Our firstborn son, Elijah David, was born at 10:36 p.m. on Feb. 27. Charging into the world at 8 pounds, 9 ounces, this big boy has already begun teaching his father what it really means to be a “father.”
It doesn’t matter how many times he throws up on my bare chest, how many times he pees on his own head (or on other nearby objects) during a diaper change or how many times his gentle whimper wakes me at 3:00 a.m. Immediately after I cut his umbilical cord, my heart overflowed with an unconditional love I’ve never experienced before.
In a deep sense, I want what’s best for little Eli, now and forever. Of course, I want him to be warm, to have a full belly, a clean diaper and a soft place to rest his tender head. But there’s an even deeper desire in my heart…
In it, Kelly writes: “
I discovered that one thing I could teach [my son] to ensure his appreciation of Catholicism: I could teach my son to appreciate the true presence of Jesus in the Eucharist. … Interestingly, for all the people who have left the Catholic Church over the years, I don’t know a single person who has left who believes in the true presence.”

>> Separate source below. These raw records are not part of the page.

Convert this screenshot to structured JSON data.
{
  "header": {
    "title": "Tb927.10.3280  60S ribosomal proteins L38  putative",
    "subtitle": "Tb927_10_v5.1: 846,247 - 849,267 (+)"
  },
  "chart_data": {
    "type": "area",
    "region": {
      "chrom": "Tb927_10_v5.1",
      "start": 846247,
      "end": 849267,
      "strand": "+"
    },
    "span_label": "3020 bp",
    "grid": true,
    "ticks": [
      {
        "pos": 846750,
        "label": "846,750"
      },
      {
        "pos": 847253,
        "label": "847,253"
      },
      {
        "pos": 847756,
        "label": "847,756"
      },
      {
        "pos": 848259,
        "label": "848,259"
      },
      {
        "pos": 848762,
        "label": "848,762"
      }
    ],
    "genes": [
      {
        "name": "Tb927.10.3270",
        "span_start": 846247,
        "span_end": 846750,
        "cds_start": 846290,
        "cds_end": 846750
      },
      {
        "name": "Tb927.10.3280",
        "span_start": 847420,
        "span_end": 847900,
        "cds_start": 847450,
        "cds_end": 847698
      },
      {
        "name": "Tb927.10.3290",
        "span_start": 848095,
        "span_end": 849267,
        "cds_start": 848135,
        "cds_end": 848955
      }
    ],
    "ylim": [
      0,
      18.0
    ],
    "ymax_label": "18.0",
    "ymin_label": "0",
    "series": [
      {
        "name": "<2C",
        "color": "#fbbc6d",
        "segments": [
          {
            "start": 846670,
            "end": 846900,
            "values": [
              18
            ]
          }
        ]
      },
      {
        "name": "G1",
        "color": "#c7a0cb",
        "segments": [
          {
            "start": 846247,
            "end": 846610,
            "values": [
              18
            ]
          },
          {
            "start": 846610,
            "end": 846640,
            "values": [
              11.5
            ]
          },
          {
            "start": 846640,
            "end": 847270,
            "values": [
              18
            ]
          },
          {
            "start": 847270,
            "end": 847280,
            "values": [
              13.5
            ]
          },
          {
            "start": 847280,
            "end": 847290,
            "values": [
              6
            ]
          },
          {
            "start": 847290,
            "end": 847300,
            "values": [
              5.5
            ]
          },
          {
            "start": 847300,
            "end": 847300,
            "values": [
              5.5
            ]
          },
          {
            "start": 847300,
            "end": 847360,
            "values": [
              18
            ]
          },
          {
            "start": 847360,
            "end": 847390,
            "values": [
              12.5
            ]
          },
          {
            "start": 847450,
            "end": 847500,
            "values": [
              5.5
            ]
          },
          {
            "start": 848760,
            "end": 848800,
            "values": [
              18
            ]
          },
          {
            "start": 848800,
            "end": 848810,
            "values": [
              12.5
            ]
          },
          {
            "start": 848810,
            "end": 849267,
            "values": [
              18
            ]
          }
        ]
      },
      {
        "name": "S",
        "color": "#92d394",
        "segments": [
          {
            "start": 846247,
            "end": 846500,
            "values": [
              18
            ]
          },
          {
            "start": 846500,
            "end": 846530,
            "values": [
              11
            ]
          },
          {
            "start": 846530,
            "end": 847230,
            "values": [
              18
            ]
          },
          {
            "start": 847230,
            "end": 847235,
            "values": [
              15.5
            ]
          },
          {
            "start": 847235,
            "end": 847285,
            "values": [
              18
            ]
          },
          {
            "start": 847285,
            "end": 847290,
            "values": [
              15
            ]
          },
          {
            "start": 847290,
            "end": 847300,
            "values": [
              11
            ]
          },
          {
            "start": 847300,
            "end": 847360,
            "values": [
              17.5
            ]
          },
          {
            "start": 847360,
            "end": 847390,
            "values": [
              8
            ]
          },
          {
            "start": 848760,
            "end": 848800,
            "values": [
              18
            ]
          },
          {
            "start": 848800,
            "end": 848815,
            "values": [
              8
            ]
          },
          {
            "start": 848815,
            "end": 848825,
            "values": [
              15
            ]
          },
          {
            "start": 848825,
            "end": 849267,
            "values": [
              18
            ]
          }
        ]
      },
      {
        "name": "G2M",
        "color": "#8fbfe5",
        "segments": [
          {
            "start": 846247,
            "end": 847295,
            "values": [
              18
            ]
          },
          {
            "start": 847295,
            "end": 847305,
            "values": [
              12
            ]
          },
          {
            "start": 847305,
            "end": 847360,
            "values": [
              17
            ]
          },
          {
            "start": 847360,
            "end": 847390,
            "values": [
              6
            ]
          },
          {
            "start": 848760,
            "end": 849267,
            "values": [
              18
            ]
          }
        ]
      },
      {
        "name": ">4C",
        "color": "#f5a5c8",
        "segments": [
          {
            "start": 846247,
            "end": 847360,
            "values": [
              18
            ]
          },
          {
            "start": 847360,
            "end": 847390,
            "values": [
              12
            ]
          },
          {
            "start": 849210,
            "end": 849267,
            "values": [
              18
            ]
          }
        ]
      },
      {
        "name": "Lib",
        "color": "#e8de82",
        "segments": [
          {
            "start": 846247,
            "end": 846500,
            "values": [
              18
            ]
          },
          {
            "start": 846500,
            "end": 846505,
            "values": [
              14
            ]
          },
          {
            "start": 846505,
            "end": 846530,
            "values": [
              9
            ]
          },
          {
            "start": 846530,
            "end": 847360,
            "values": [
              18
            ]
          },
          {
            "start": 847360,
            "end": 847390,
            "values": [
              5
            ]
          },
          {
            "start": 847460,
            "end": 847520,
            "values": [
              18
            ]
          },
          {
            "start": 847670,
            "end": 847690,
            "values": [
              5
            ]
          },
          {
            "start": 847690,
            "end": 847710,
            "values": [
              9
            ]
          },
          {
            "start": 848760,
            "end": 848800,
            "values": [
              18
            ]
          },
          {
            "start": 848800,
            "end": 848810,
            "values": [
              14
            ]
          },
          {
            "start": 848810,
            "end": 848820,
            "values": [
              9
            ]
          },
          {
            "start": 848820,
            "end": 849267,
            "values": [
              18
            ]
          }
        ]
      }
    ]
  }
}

So that’s the task at hand: educate Eli to recognize that Jesus is really present in the Eucharist, a fundamental tenet of Catholicism. I don’t want Eli to have the label of “Catholic” for my own ego. I want him to be Catholic because I know he can find true joy, personal fulfillment and the fullness of Christ in the Catholic Church.
Passing faith onto children is a daunting task. But as I laid in our hospital bed the morning after Eli’s birth, I watched news stories marking the pope’s exit from his work as the ultimate “father” to billions of Catholics. As I welcome a child, I can’t imagine forfeiting a billion of them as Pope Benedict so graciously did.
I’m grateful that I can reflect on Christ’s fatherhood as a guide for this new phase in my life, and I’m also thankful that I can look to the pope (both Benedict and now Pope Francis) for a model of true fatherhood on earth.
“One receives one’s life precisely when he offers it as a gift,” Pope Benedict said in his address at his
final general audience on Eli's birthday. As a new pope begins to totally offer his life as a gift for the church, I pray that I may do the same for my family.
Shortly after Eli’s birth, I received a beautiful text message from my Godfather from Iowa. I’d like to offer it now for myself, for all fathers and for Pope Francis:
“Take you now St. Joseph as your guide. Lead. Provide. Protect. And as you are the head of the house, so is your wife the heart of that same house. Love and be family. Congratulations, and God’s peace be with you.”